Enigma
Einzelbett. »Turing glaubt, daß es keinen vernünftigen Grund dafür gibt, weshalb eine Maschine nicht imstande sein sollte, all das zu leisten, was auch das menschliche Gehirn zu leisten vermag. Rechnen. Kommunizieren. Ein Sonett schreiben.«
»Sich verlieben?«
»Sofern Liebe logisch ist.«
»Ist sie das?«
»Komm ins Bett.«
»Dieser Turing, arbeitet der auch im Park?«
Er antwortet nicht. Sie durchblättert die Abhandlung, betrachtet angewidert die mathematischen Formeln, dann stellt sie sie zu den anderen Büchern zurück und öffnet eine der Schubladen. Als sie sich vornüberbeugt, rutscht das Hemd höher hinauf. Der untere Teil ihres Hinterns leuchtet weiß im Halbdunkel. Er starrt wie gebannt auf das weiche Dreieck aus Fleisch am unteren Ende ihrer Wirbelsäule, während sie in seinen Sachen herumwühlt.
»Ah«, sagt sie, »endlich habe ich etwas gefunden.« Sie holt ein Stück Papier heraus. »Ein Scheck über 100 Pfund, vom Spezialfonds des Außenministeriums, ausgestellt für dich…«
»Gib ihn mir.«
»Weshalb?«
»Leg ihn zurück.«
In Sekundenschnelle ist er aus dem Bett und steht neben ihr, aber sie ist schneller als er. Sie steht auf Zehenspitzen und hält den Scheck in die Höhe, und sie ist genau diese zwei Zentimeter größer als er. Der Scheck flattert wie ein Fähnchen außerhalb seiner Reichweite.

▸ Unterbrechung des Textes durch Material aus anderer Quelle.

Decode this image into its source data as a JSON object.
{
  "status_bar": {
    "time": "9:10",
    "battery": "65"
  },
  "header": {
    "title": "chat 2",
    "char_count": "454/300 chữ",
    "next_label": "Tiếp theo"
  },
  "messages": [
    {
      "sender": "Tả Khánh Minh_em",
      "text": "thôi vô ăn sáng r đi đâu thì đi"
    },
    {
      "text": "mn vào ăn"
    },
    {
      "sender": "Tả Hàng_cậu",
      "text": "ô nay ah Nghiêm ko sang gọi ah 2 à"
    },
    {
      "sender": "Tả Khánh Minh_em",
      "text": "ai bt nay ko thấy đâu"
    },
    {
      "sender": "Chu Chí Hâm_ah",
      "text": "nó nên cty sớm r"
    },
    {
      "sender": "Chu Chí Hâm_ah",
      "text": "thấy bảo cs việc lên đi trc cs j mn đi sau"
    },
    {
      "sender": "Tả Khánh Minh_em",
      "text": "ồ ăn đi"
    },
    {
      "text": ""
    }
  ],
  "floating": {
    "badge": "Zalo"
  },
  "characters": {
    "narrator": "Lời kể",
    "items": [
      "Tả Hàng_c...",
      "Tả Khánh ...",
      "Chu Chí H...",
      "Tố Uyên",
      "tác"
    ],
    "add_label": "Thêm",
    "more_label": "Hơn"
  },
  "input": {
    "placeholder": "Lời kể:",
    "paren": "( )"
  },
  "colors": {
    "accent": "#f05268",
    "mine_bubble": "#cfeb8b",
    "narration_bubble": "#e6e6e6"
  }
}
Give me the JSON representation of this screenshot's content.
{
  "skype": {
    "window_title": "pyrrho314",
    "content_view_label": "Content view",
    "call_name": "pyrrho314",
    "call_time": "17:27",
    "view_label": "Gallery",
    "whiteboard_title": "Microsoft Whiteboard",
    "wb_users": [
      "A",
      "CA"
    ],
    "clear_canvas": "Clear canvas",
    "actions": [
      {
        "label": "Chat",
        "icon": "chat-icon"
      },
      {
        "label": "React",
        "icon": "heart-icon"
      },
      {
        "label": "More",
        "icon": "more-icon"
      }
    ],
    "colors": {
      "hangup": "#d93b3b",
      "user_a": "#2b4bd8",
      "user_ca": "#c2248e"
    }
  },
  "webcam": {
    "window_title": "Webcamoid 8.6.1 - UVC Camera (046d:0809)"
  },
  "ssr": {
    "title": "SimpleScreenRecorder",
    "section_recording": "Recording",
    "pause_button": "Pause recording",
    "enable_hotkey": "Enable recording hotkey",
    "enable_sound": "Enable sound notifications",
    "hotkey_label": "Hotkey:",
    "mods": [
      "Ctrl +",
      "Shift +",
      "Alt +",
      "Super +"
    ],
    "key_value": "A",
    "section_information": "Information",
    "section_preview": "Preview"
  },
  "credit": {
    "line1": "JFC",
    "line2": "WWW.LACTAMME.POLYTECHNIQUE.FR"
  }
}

»Ich wußte doch, daß da etwas sein mußte. Nun sag schon, Darling, wofür hast du ihn bekommen?«
Er hätte das verdammte Ding schon vor Wochen zur Bank geben sollen. Er hatte es völlig vergessen. »Claire, bitte…«
»Du mußt in eurer Marinebaracke etwas ganz Tolles gemacht haben. Ein neuer Code? Ist es das? Hat mein kluger, kluger Liebling irgendeinen ganz wichtigen neuen Code geknackt?«
Sie mag größer sein als er, sie mag sogar kräftiger sein, aber er hat den Vorteil der Verzweiflung. Er faßt sie am Bizeps, zieht ihren Arm herunter und dreht sie um. Sie kämpfen einen Moment, dann wirft er sie auf das schmale Bett. Er entwindet den Scheck ihren Fingern mit den abgekauten Nägeln und zieht sich in eine Ecke des Zimmers zurück.
»Das ist nicht lustig, Claire. Manche Dinge sind einfach nicht lustig.«
Er steht auf dem groben Teppich - nackt, schlank, vor Anstrengung keuchend. Er faltet den Scheck und verstaut ihn in seiner Brieftasche, steckt die Brieftasche in sein Jackett und wendet ihr den Rücken zu, um das Jackett wieder in den Schrank zu hängen. Während er das tut, hört er ein merkwürdiges Geräusch hinter sich - ein beängstigendes Tiergeräusch - , etwas zwischen einem keuchenden Atem und einem Schluchzen. Sie hat sich auf dem Bett fest zusammengerollt, die Knie bis an den Bauch hochgezogen, die Unterarme ans Gesicht gedrückt.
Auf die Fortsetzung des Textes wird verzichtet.